Spielberg collaborated with the screen translator of The BFG twice (ironically on another movie titled with an acronym, E.T.), who sadly passed away after production of this film but before it was completed. Fittingly, the disc closes with Melissa Mathison: A Tribute, celebrating the writer to whom The BFG is dedicated, in a deeply heartfelt six minutes that features moments from what must have been her last screen interview (tellingly, she remarks at how tough cracking the book into a screen format was) combined with comments from her friends and collaborators, in a lovely piece. Disney’s usual practice of packing in a number of Sneak Peeks is remarkably restrained this time out: here we just get the teaser for next March’s live-action Beauty And The Beast re-do.
Case Study:
A slipcover, at least in initial pressings, provides a nicer version of one of the theatrical posters on its front (which, if you squint at Sophie’s billowing dress, makes her silhouette look like a duck!), while the back finds someone to proclaim The BFG as “an instant classic”, which is a now de rigueur quote for Disney releases but feels all the more empty here.
Ink And Paint:
The BFG‘s production design is perhaps its main strength, and Disney’s encode does a great job of showing it off, although some of the shortcomings in the digital effects not always being convincing are revealed too, but it’s a proficient transfer.
Scratch Tracks:
John Williams delivers one of his most lackluster scores in many a year in The BFG, with only a hint of anything resembling a major theme used in the opening few minutes and then disappearing into the background, in a mix filled with so much whizz-popping that nothing really breaks through.
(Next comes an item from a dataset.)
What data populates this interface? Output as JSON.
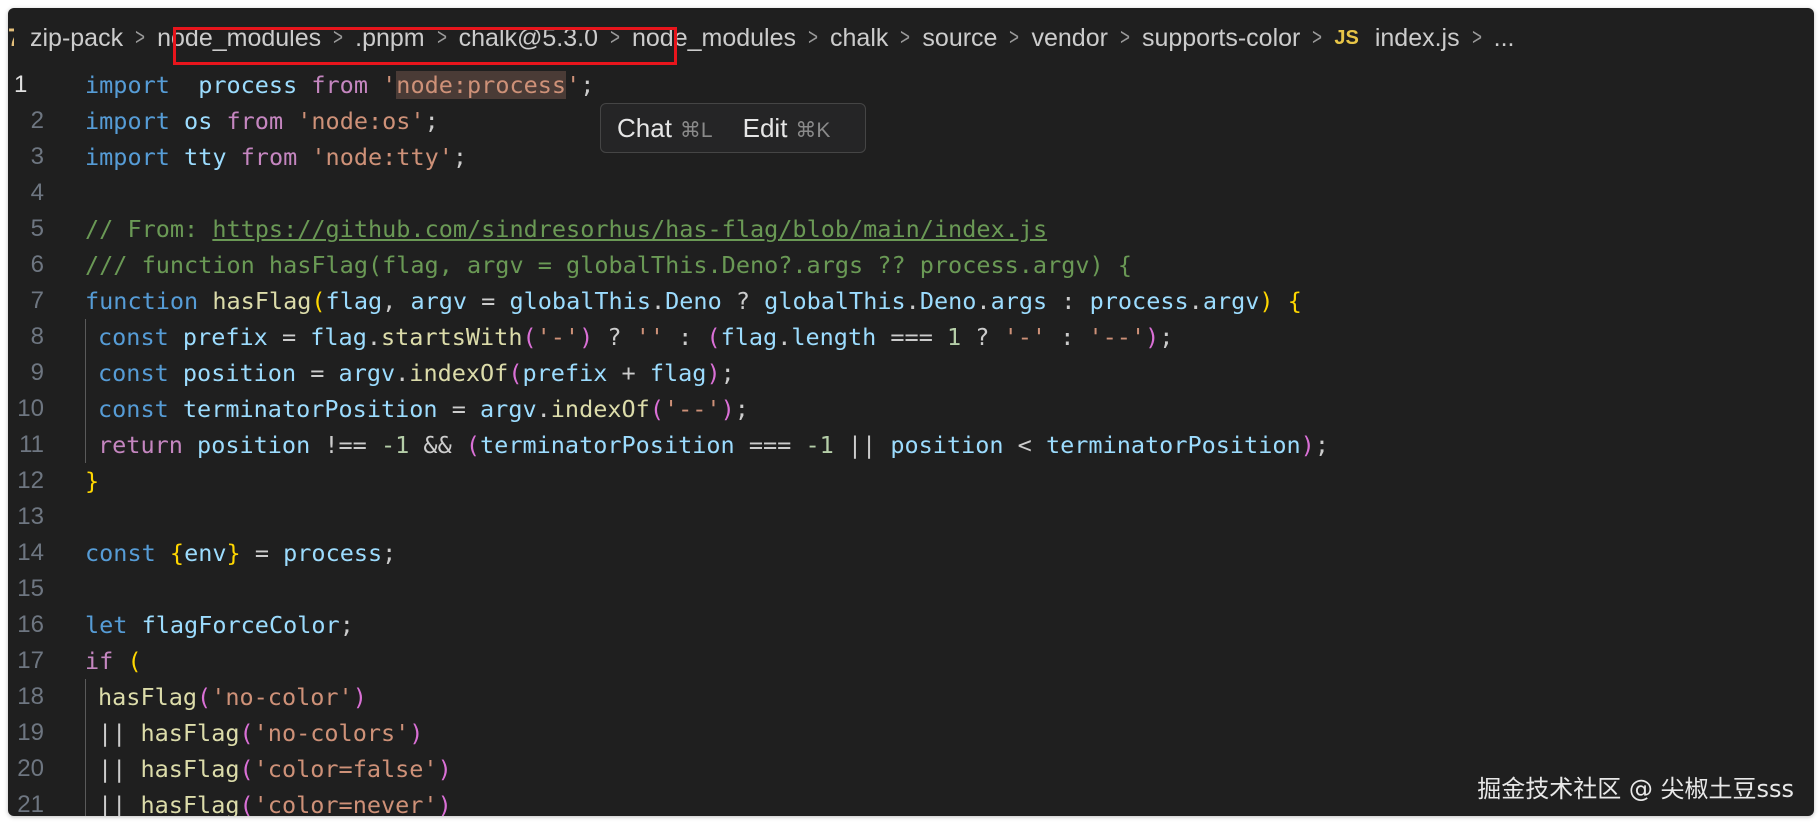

But the intentionally muddled-up dialogue is never hard to understand, with French and Spanish dubs and subs also optional.
Final Cut:
The BFG strangely has the anti-Spielberg of Indiana Jones And The Kingdom Of The Crystal Skull at play. The story, director and producing studio should be a perfect fit but nothing quite gels together and the result is a remarkably gloomy movie, lacking cinematic magic, consistency, peril or triumph. After the director’s previous excursion into the digital animation realm with the excellent The Adventures Of Tintin, I was hoping that the same visual charm might bring Dahl’s tale to life, but the result is an often confused and tedious film that never finds its center from which it can ground the supposedly fantastical elements.
Again, maybe Dahl’s original just isn’t the kind of story suited to a visual telling, with text and imagination a perfectly fine way to experience it instead. As a movie, it all falls oddly flat and lacking in so many ways. Disney’s disc package has a good documentary and is otherwise adequate, even if the movie simply doesn’t need more exploration and certainly isn’t a giant entry in Spielberg ‘s enormously prestigious list of wonderful movies. Let’s hope his next film for Disney, the fifth Indiana Jones, is better than both the archeologist’s last adventure and this outing. You’ll probably come up with your own meanings for the acronym, but for me this was unfortunately Bafflingly Flat Gibberish.